Permeable Pavement Temperature Analysis

U.S. Geologic Survey

Six years of surface and subsurface temperature data has been collected on a permeable pavement research installation managed by the USGS in Madison, WI. While impressive pollutant reduction data has been well documented via peer-reviewed technical papers, temperature data has not yet been analyzed. This project should better characterize the thermal response of permeable interlocking concrete pavers, pervious concrete, and porous asphalt to freeze-thaw cycles during winter months and the associated implications for management of deicers in cold-weather climates. Information learned from similar studies since 2006 will be integrated into the analyses to provide a holistic sense of the current state-of-science by identifying patterns of behavior during winter months. Investigation of data at the Madison study location, as well as available data sets from previous studies, should identify the timing and duration of sub-surface temperatures compared to air temperatures and impacts of solar gain, surface color, and pavement types on snow melt patterns.

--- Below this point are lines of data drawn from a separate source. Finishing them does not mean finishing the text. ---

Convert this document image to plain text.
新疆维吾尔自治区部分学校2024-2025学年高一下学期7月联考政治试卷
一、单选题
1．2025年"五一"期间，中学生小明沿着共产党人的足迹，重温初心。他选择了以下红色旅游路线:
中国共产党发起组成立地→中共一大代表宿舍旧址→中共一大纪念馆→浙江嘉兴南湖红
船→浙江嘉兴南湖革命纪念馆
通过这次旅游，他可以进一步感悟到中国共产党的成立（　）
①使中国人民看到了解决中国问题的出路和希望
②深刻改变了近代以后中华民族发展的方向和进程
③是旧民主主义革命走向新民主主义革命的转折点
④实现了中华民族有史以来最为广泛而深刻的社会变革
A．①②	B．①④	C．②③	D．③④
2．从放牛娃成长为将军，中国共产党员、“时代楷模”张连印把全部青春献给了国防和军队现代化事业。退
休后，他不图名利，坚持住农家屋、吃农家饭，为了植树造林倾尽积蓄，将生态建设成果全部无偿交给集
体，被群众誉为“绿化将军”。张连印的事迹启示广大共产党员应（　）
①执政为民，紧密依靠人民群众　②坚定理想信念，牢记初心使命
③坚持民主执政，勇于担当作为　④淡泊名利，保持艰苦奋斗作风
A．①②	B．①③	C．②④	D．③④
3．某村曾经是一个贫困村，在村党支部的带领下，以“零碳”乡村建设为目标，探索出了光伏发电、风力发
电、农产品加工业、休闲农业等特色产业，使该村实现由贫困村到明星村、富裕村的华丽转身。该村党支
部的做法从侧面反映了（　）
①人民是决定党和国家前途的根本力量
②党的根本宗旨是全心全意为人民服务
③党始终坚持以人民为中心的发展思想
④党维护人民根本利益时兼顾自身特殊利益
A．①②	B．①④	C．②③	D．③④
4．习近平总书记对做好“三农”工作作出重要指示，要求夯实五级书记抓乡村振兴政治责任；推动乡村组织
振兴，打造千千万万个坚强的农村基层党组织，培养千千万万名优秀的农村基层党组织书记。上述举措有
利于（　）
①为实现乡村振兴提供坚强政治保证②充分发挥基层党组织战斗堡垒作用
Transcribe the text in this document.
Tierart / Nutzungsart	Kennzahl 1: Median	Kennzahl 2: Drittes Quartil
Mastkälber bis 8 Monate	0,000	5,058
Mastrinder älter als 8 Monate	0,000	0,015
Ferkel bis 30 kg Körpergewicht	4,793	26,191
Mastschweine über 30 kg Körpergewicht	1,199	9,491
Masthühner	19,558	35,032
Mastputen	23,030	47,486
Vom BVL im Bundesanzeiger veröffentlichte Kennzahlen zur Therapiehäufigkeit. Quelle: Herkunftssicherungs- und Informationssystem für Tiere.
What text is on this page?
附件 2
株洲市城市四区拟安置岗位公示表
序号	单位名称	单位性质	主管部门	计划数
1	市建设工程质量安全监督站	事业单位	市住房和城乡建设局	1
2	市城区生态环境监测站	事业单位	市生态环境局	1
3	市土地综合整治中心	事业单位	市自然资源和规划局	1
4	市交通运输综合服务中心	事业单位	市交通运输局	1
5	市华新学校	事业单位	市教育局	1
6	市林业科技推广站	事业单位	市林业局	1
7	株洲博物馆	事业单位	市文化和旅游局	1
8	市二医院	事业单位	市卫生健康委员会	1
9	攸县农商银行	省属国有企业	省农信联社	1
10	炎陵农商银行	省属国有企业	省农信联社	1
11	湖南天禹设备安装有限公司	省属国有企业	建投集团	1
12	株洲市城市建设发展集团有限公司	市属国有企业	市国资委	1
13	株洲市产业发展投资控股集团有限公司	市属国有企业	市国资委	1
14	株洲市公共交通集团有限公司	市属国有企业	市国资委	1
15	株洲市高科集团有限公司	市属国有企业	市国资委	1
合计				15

Compilation and review of the past several years of temperature data at the site has begun including removal of erroneous data and correcting data where appropriate. This is a significant task because each of the 4 permeable pavement tests plots monitored contains 27 individual sensors plus air and runoff temperature (83 total sensors). Temperature data was taken at 1-minute intervals. Data analysis begins in March then summarizing a draft manuscript in April with the expectation of delivering a draft report by the end of May. That should enable a published technical paper September 2021.